Tuesday, January 1, 2013

Everything bad is good for you

Everything Bad is Good for You
For my first book review of the New Year I have “Everything Bad Is Good For You How Today’s Popular Culture Is Actually Making Us Smarter” by Steven Johnson. It was published in 2005 by Riverhead Books. It is 238 pages long including notes, further readings, and acknowledgments. The cover has a man standing with a TV for a head and is a deep red. The intended reader is adult but not because of content or language but because you need to have some basic knowledge about the world in order to understand it. I think that an intelligent teenager could read this and not have any problems. The writing style is a little odd because Johnson does talk to the reader at points in the book but just flow with the narrative and you should be fine. There Be Spoilers Ahead.

From the duct jacket- Forget everything you’ve ever read about the age of dumbed-down, instant-gratification culture.

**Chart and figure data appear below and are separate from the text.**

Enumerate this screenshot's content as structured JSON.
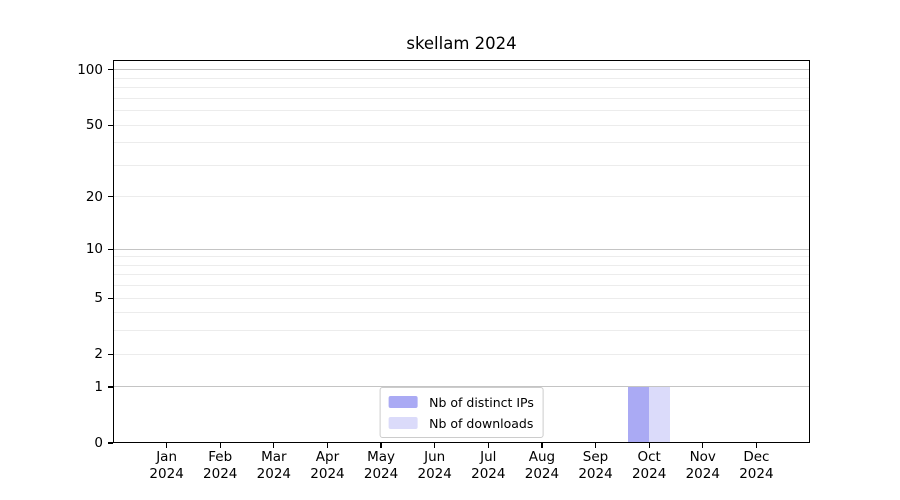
{
  "title": "skellam 2024",
  "colors": {
    "bar_distinct_ips": "#aaaaf4",
    "bar_downloads": "#dbdbfa",
    "grid_major": "#c4c4c4",
    "grid_minor": "#ececec",
    "axis": "#000000",
    "legend_border": "#cccccc",
    "background": "#ffffff"
  },
  "legend": {
    "position": "lower center",
    "items": [
      {
        "label": "Nb of distinct IPs",
        "color": "#aaaaf4"
      },
      {
        "label": "Nb of downloads",
        "color": "#dbdbfa"
      }
    ]
  },
  "axes": {
    "y_tick_labels": [
      "0",
      "1",
      "2",
      "5",
      "10",
      "20",
      "50",
      "100"
    ],
    "x_tick_months": [
      "Jan",
      "Feb",
      "Mar",
      "Apr",
      "May",
      "Jun",
      "Jul",
      "Aug",
      "Sep",
      "Oct",
      "Nov",
      "Dec"
    ],
    "x_tick_year": "2024"
  },
  "chart_data": {
    "type": "bar",
    "title": "skellam 2024",
    "xlabel": "",
    "ylabel": "",
    "yscale": "log1p",
    "ylim": [
      0,
      100
    ],
    "grid": true,
    "legend_position": "lower center",
    "categories": [
      "Jan 2024",
      "Feb 2024",
      "Mar 2024",
      "Apr 2024",
      "May 2024",
      "Jun 2024",
      "Jul 2024",
      "Aug 2024",
      "Sep 2024",
      "Oct 2024",
      "Nov 2024",
      "Dec 2024"
    ],
    "series": [
      {
        "name": "Nb of distinct IPs",
        "color": "#aaaaf4",
        "values": [
          0,
          0,
          0,
          0,
          0,
          0,
          0,
          0,
          0,
          1,
          0,
          0
        ]
      },
      {
        "name": "Nb of downloads",
        "color": "#dbdbfa",
        "values": [
          0,
          0,
          0,
          0,
          0,
          0,
          0,
          0,
          0,
          1,
          0,
          0
        ]
      }
    ],
    "y_ticks": [
      0,
      1,
      2,
      5,
      10,
      20,
      50,
      100
    ],
    "y_major_gridlines": [
      1,
      10,
      100
    ],
    "y_minor_gridlines": [
      2,
      3,
      4,
      5,
      6,
      7,
      8,
      9,
      20,
      30,
      40,
      50,
      60,
      70,
      80,
      90
    ]
  }
}
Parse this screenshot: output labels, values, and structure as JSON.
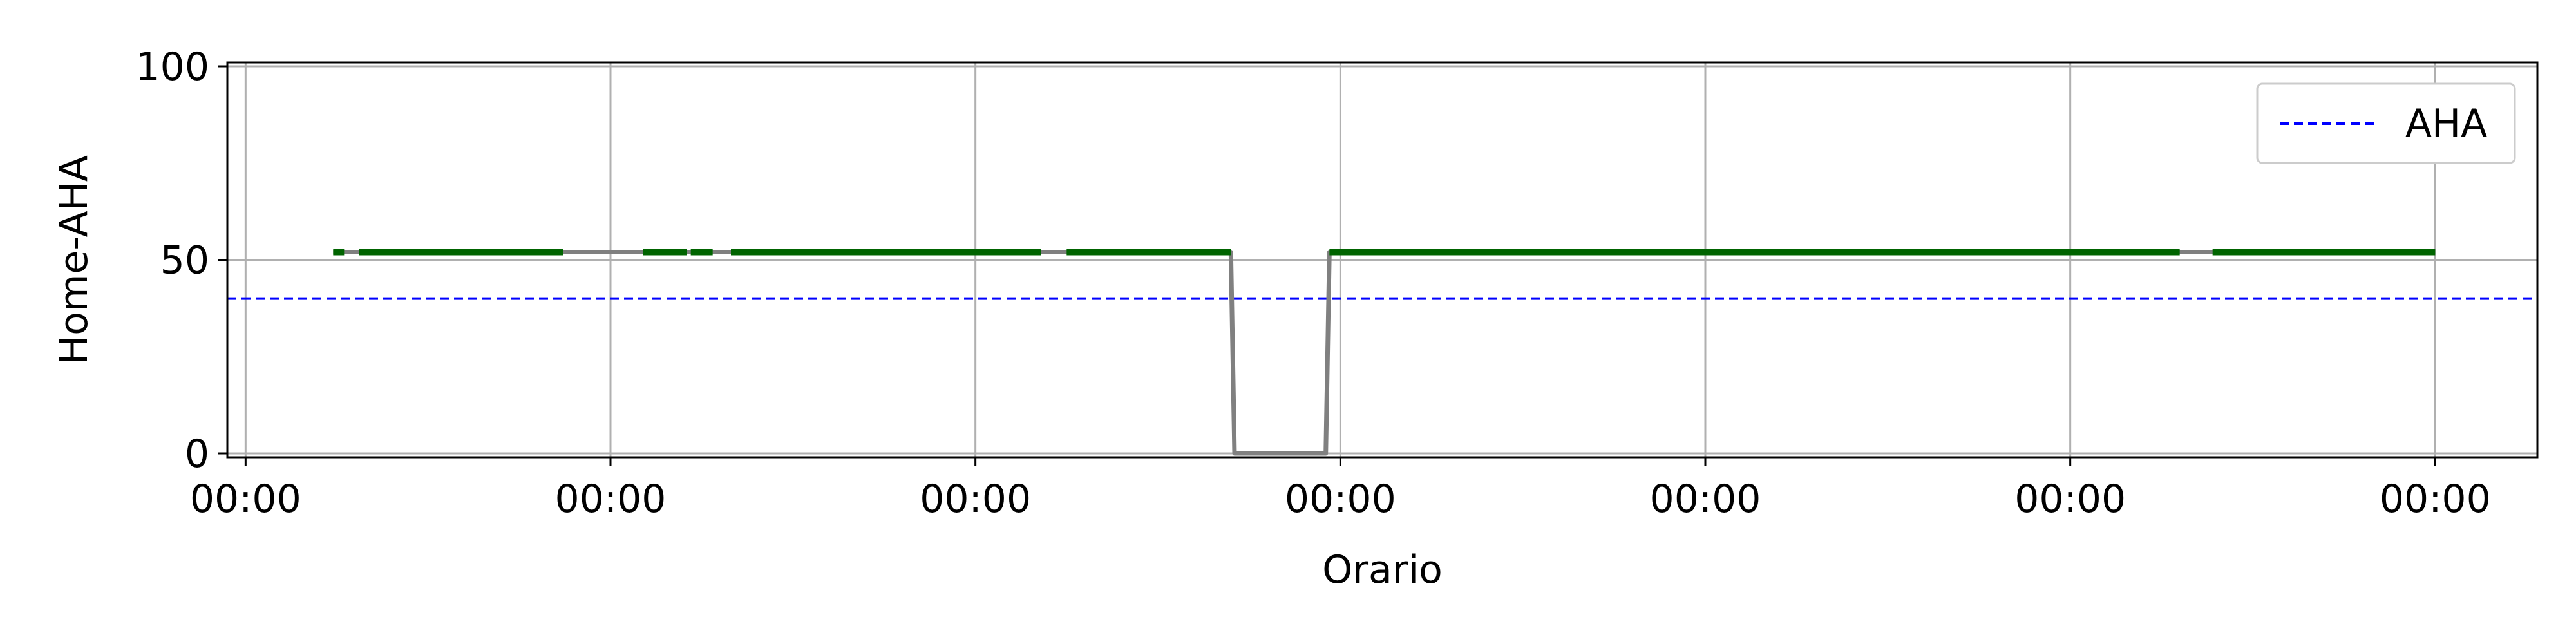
{
  "chart_data": {
    "type": "line",
    "title": "",
    "xlabel": "Orario",
    "ylabel": "Home-AHA",
    "xlim": [
      -0.05,
      6.28
    ],
    "ylim": [
      -1,
      101
    ],
    "x_ticks": [
      0,
      1,
      2,
      3,
      4,
      5,
      6
    ],
    "x_tick_labels": [
      "00:00",
      "00:00",
      "00:00",
      "00:00",
      "00:00",
      "00:00",
      "00:00"
    ],
    "y_ticks": [
      0,
      50,
      100
    ],
    "y_tick_labels": [
      "0",
      "50",
      "100"
    ],
    "grid": true,
    "legend_position": "top-right",
    "threshold": {
      "name": "AHA",
      "value": 40,
      "color": "#0000ff",
      "style": "dashed"
    },
    "series": [
      {
        "color": "#808080",
        "points": [
          [
            0.24,
            52
          ],
          [
            2.7,
            52
          ],
          [
            2.71,
            0
          ],
          [
            2.96,
            0
          ],
          [
            2.97,
            52
          ],
          [
            6.0,
            52
          ]
        ]
      }
    ],
    "highlight_segments": {
      "color": "#006400",
      "value": 52,
      "ranges": [
        [
          0.24,
          0.27
        ],
        [
          0.31,
          0.87
        ],
        [
          1.09,
          1.21
        ],
        [
          1.22,
          1.28
        ],
        [
          1.33,
          2.18
        ],
        [
          2.25,
          2.7
        ],
        [
          2.97,
          5.3
        ],
        [
          5.39,
          6.0
        ]
      ]
    },
    "colors": {
      "grid": "#b0b0b0",
      "axes": "#000000"
    }
  }
}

In this provocative, unfailingly intelligent, thoroughly researched, and surprisingly convincing book, Steven Johnson draws from fields as diverse as neuroscience, economics, and media theory to argue that the pop culture we soak in every day—from Lord of the Rings to Grand Theft Auto to The Simpsons—has been growing more sophisticated with each passing year, and, far from rotting our brains, is actually posing new cognitive challenges that are actually making our minds measurably sharper. You will never regard the glow of the video game or television screen the same way again.

Review- For a short book it packs a lot into its 199 pages; the rest of the pages are the notes and etc. that I posted above. I am a gamer and before I was a gamer I watched a lot of TV, so I have heard and been the victim many of the arguments against video games and TV. So in that way I felt vindicated as I was reading this. Johnson helps non-games/TV people understand some of the benefits of doing those things. He does also say, and I do agree, that like everything in life you should have moderation. Because doing anything at the expense of other important things is not good for you. He talks about how IQ has gone up in the past 46 years, how TV shows have become more complex because we have become smarter, that games are good for more than just eye to hand coordination. That the growing of the Internet has not made us less social but more social than ever before. The writing is strong but I did have some trouble with the second part of the book because Johnson is not talking down to you about the brain science so be prepared for it. This is a very well written book with interesting information and for people like me vindication for all the years of being told that I was wasting my time. I still hold to what I said then; it is my time to waste.

I give Five out of Five stars. I get nothing for my review and I borrowed this from my local library.